Friday Interview with Helen Cadbury

HelenCadbury

Helen Cadbury was born in the Midlands and brought up in Birmingham and Oldham, Lancashire. She writes fiction, poetry and plays and is currently working on a sequel to To Catch a Rabbit. Currently she is a York based writer whose debut novel, To Catch a Rabbit, is joint winner of the Northern Crime Award and was launched by Moth Publishing , May 2013.

new cover

Have you always wanted to be a writer?

When I was five, I wanted to be a writer (although I couldn’t actually write), an actor or an ice cream man’s assistant. I enjoyed writing, once I got the hang of which way round the letters went, but got distracted by an acting career and didn’t really settle down to write until I was 40. I have never sold ice cream, so I have that to look forward too.

Would you say there are writers out there that everyone who wants to write should read?

I think anyone who writes should read good writers, in a range of genres. Occasionally read ‘bad’ writing, but not too often, as it will depress you that such a thing got published and may influence you in the wrong way. In crime, I would recommend Denise Mina, George Pelecanos, Mark Billingham or Louise Welsh for stylish prose, interesting characters and gripping plots.
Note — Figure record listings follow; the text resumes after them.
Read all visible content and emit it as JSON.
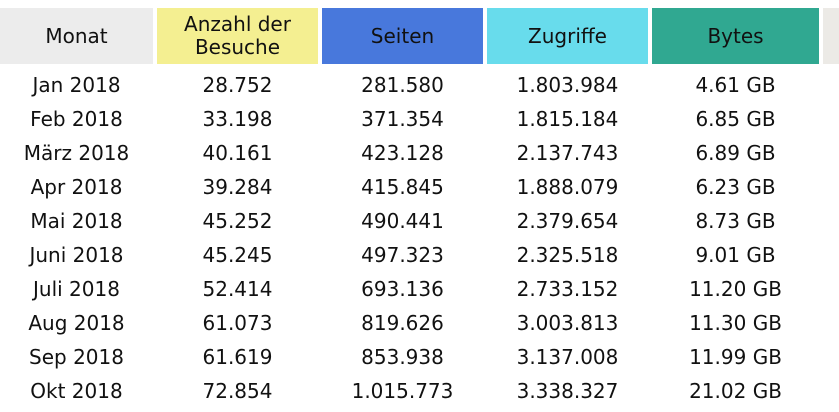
{
  "colors": {
    "month_header_bg": "#ececec",
    "visits_header_bg": "#f4ef91",
    "pages_header_bg": "#4878dc",
    "hits_header_bg": "#68dcec",
    "bytes_header_bg": "#30a891",
    "edge_header_bg": "#eceae6"
  },
  "table": {
    "headers": {
      "month": "Monat",
      "visits_line1": "Anzahl der",
      "visits_line2": "Besuche",
      "pages": "Seiten",
      "hits": "Zugriffe",
      "bytes": "Bytes"
    },
    "rows": [
      {
        "month": "Jan 2018",
        "visits": "28.752",
        "pages": "281.580",
        "hits": "1.803.984",
        "bytes": "4.61 GB"
      },
      {
        "month": "Feb 2018",
        "visits": "33.198",
        "pages": "371.354",
        "hits": "1.815.184",
        "bytes": "6.85 GB"
      },
      {
        "month": "März 2018",
        "visits": "40.161",
        "pages": "423.128",
        "hits": "2.137.743",
        "bytes": "6.89 GB"
      },
      {
        "month": "Apr 2018",
        "visits": "39.284",
        "pages": "415.845",
        "hits": "1.888.079",
        "bytes": "6.23 GB"
      },
      {
        "month": "Mai 2018",
        "visits": "45.252",
        "pages": "490.441",
        "hits": "2.379.654",
        "bytes": "8.73 GB"
      },
      {
        "month": "Juni 2018",
        "visits": "45.245",
        "pages": "497.323",
        "hits": "2.325.518",
        "bytes": "9.01 GB"
      },
      {
        "month": "Juli 2018",
        "visits": "52.414",
        "pages": "693.136",
        "hits": "2.733.152",
        "bytes": "11.20 GB"
      },
      {
        "month": "Aug 2018",
        "visits": "61.073",
        "pages": "819.626",
        "hits": "3.003.813",
        "bytes": "11.30 GB"
      },
      {
        "month": "Sep 2018",
        "visits": "61.619",
        "pages": "853.938",
        "hits": "3.137.008",
        "bytes": "11.99 GB"
      },
      {
        "month": "Okt 2018",
        "visits": "72.854",
        "pages": "1.015.773",
        "hits": "3.338.327",
        "bytes": "21.02 GB"
      }
    ]
  }
}
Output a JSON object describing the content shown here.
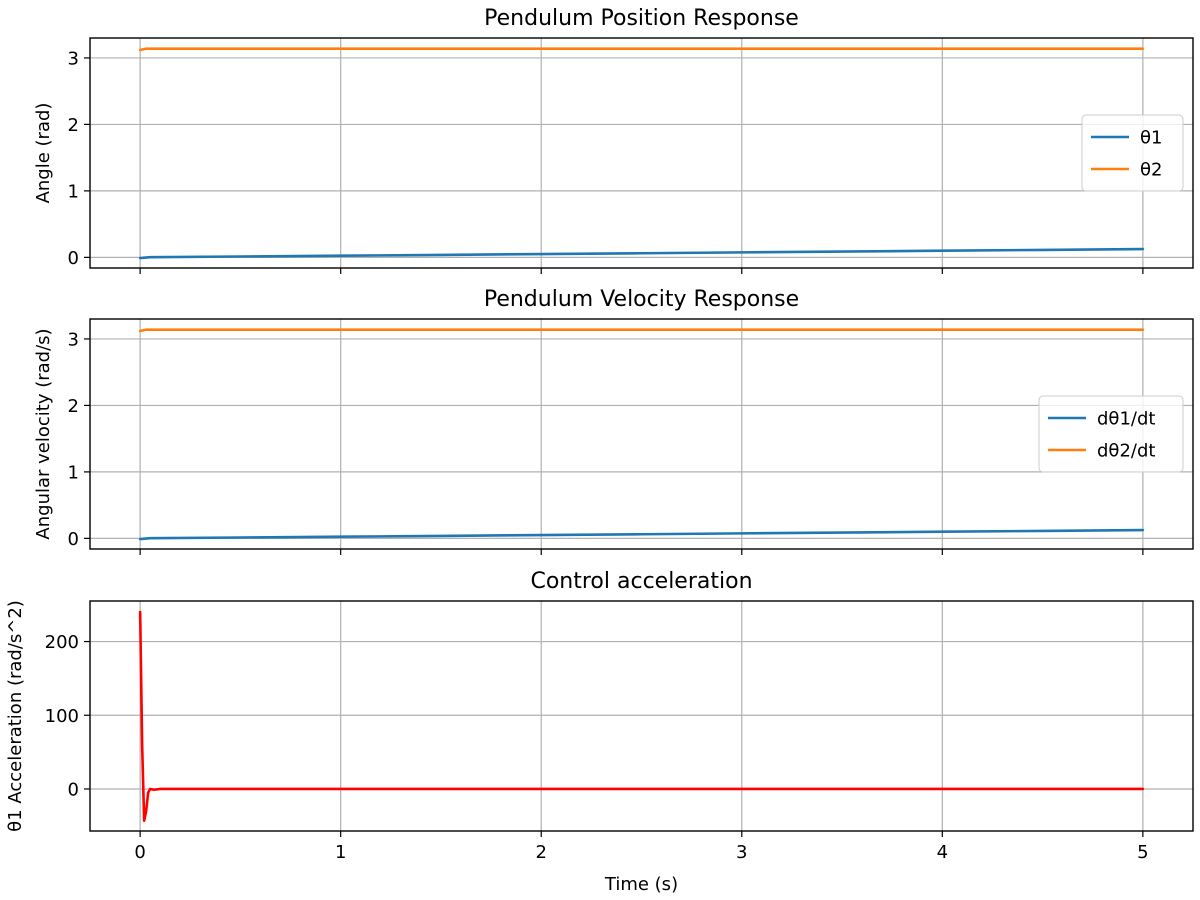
{
  "figure": {
    "xlabel": "Time (s)"
  },
  "chart_data": [
    {
      "type": "line",
      "title": "Pendulum Position Response",
      "xlabel": "",
      "ylabel": "Angle (rad)",
      "xlim": [
        -0.25,
        5.25
      ],
      "ylim": [
        -0.16,
        3.3
      ],
      "xticks": [
        0,
        1,
        2,
        3,
        4,
        5
      ],
      "show_xtick_labels": false,
      "yticks": [
        0,
        1,
        2,
        3
      ],
      "grid": true,
      "legend": {
        "placement": "center-right"
      },
      "series": [
        {
          "name": "θ1",
          "color": "#1f77b4",
          "x": [
            0,
            0.05,
            0.5,
            1,
            1.5,
            2,
            2.5,
            3,
            3.5,
            4,
            4.5,
            5
          ],
          "y": [
            -0.01,
            0.003,
            0.013,
            0.025,
            0.037,
            0.05,
            0.062,
            0.075,
            0.087,
            0.1,
            0.112,
            0.125
          ]
        },
        {
          "name": "θ2",
          "color": "#ff7f0e",
          "x": [
            0,
            0.03,
            1,
            2,
            3,
            4,
            5
          ],
          "y": [
            3.12,
            3.14,
            3.14,
            3.14,
            3.14,
            3.14,
            3.14
          ]
        }
      ]
    },
    {
      "type": "line",
      "title": "Pendulum Velocity Response",
      "xlabel": "",
      "ylabel": "Angular velocity (rad/s)",
      "xlim": [
        -0.25,
        5.25
      ],
      "ylim": [
        -0.16,
        3.3
      ],
      "xticks": [
        0,
        1,
        2,
        3,
        4,
        5
      ],
      "show_xtick_labels": false,
      "yticks": [
        0,
        1,
        2,
        3
      ],
      "grid": true,
      "legend": {
        "placement": "center-right"
      },
      "series": [
        {
          "name": "dθ1/dt",
          "color": "#1f77b4",
          "x": [
            0,
            0.05,
            0.5,
            1,
            1.5,
            2,
            2.5,
            3,
            3.5,
            4,
            4.5,
            5
          ],
          "y": [
            -0.01,
            0.003,
            0.013,
            0.025,
            0.037,
            0.05,
            0.062,
            0.075,
            0.087,
            0.1,
            0.112,
            0.125
          ]
        },
        {
          "name": "dθ2/dt",
          "color": "#ff7f0e",
          "x": [
            0,
            0.03,
            1,
            2,
            3,
            4,
            5
          ],
          "y": [
            3.12,
            3.14,
            3.14,
            3.14,
            3.14,
            3.14,
            3.14
          ]
        }
      ]
    },
    {
      "type": "line",
      "title": "Control acceleration",
      "xlabel": "Time (s)",
      "ylabel": "θ1 Acceleration (rad/s^2)",
      "xlim": [
        -0.25,
        5.25
      ],
      "ylim": [
        -57,
        255
      ],
      "xticks": [
        0,
        1,
        2,
        3,
        4,
        5
      ],
      "show_xtick_labels": true,
      "yticks": [
        0,
        100,
        200
      ],
      "grid": true,
      "legend": null,
      "series": [
        {
          "color": "#ff0000",
          "x": [
            0,
            0.01,
            0.02,
            0.03,
            0.04,
            0.05,
            0.07,
            0.1,
            0.2,
            1,
            2,
            3,
            4,
            5
          ],
          "y": [
            240,
            60,
            -43,
            -30,
            -5,
            0,
            -1,
            0,
            0,
            0,
            0,
            0,
            0,
            0
          ]
        }
      ]
    }
  ]
}
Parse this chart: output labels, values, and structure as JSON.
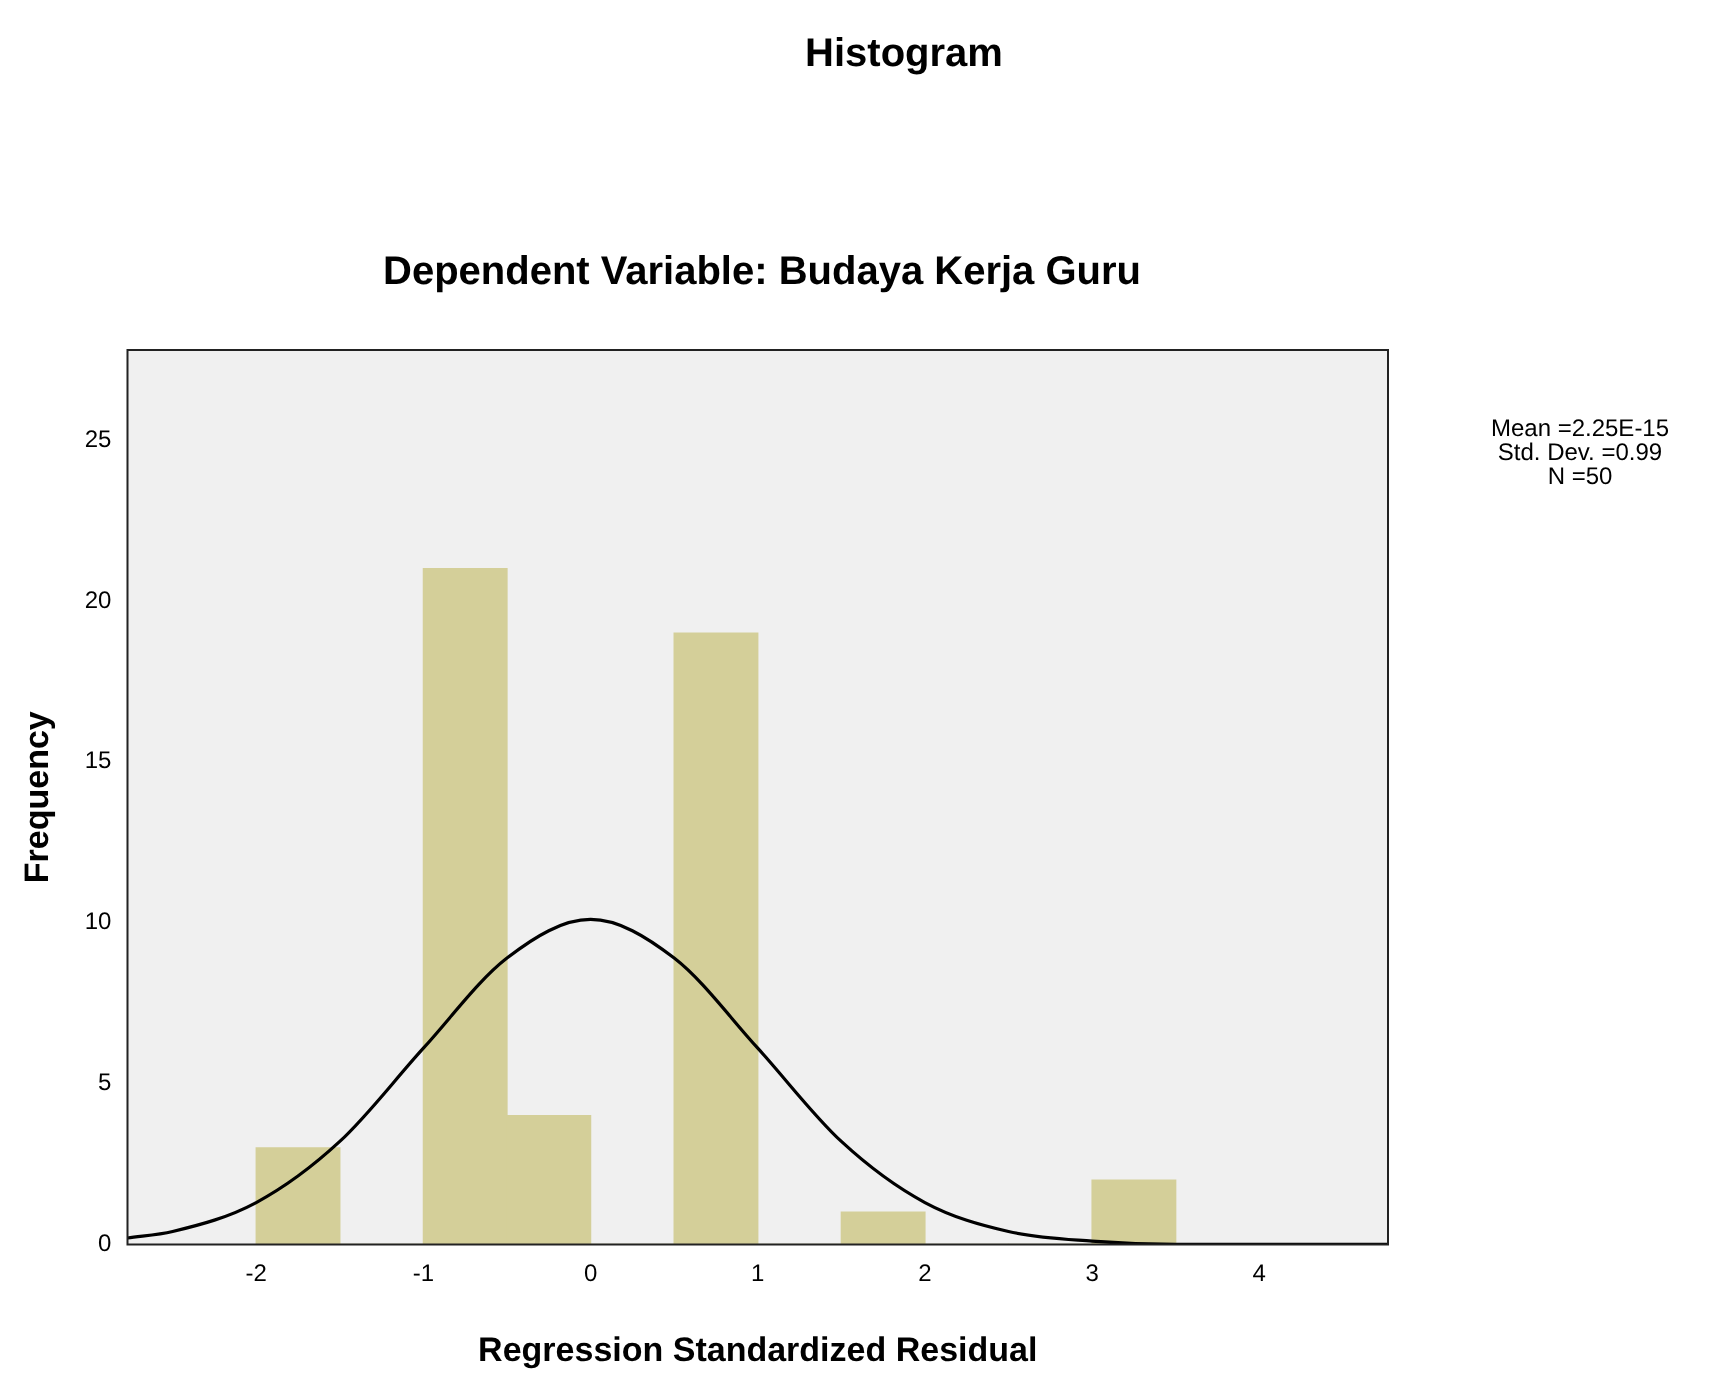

What made you write a crime novel?

All the best stories are crime stories. Look at Red Riding Hood, for example. I started off trying to write what I thought was a literary novel, but once I began to pursue the idea of someone going missing, then the idea of a crime obviously presented itself.

What sort of research did you have to do to write /To Catch a Rabbit/?

I did most of the research towards the end of the writing process. When I had a full manuscript, I showed to a serving PCSO for feedback. I also went to a very interesting talk on forensics at the Harrogate Crime Festival, which led me to know what else to look for on the internet. I don’t do massive amounts of research but I did find a very useful YouTube video of a burning car, which was obviously more practical than trying it out myself.

What’s your creative process like? Do you need to be alone to write? Coffee shop maybe?

Agh! If only I had a routine or anything I could reliably call a process. I’m a bit nomadic actually, moving from the kitchen table, to my bed, to the library, depending on my mood. I find coffee shops are better for writing poetry, as I can get too distracted by what’s happening around me to stay in the world of a novel.

Was it a surprise to win the Northern Crime Award?

Yes. It was amazing. You hope for something, then it happens. The only other times I have felt quite so happy was finding out I was pregnant with my sons.

Do you think that writers, especially non-prize winners, need to be constantly going to signings and events to publicise their work?

I quite like public events, because I’m an extrovert, and I go quietly bonkers shut up indoors all the time, but some writers find them more difficult. I think it’s very hard to assess how worthwhile they are in terms of book sales, but I’m sure they help with word of mouth. If readers find it interesting to meet authors, then it is valuable. Social media may be more effective, but if you’re not doing any events, what are you talking about on social media? Where are the pictures to prove you exist?

How’s the sequel coming along?

The sequel is with my agent and making it’s way, I hope, towards publication, but it may still need a bit more work, we’ll see…

Do you have any advice for getting published? Such as important things to include in a query.

This is probably a whole different article in itself, but fiction writers need agents. Competitions or awards can really help you to get noticed and get an agent. If you’re writing directly to an agent, talk about the book. Like any exercise in selling, you need to show why it is unique and why they might want to represent your book. Consider small presses, they are more likely to publish an unagented writer.

What about more general advice for aspiring writers?

Writers write. And read other writers. And re-read what they write themselves, to get it right. You may not be able to keep up with all the films, TV series, parties that non-writers are into, especially if you are a fiction writer. It is very, very time consuming, but if you love it, you won’t care. Oh, and if you are not intending to be single for your entire life, fall in love with someone who loves you enough to put up with you being a writer. It will make you extremely anti-social and is very unlikely to make you rich.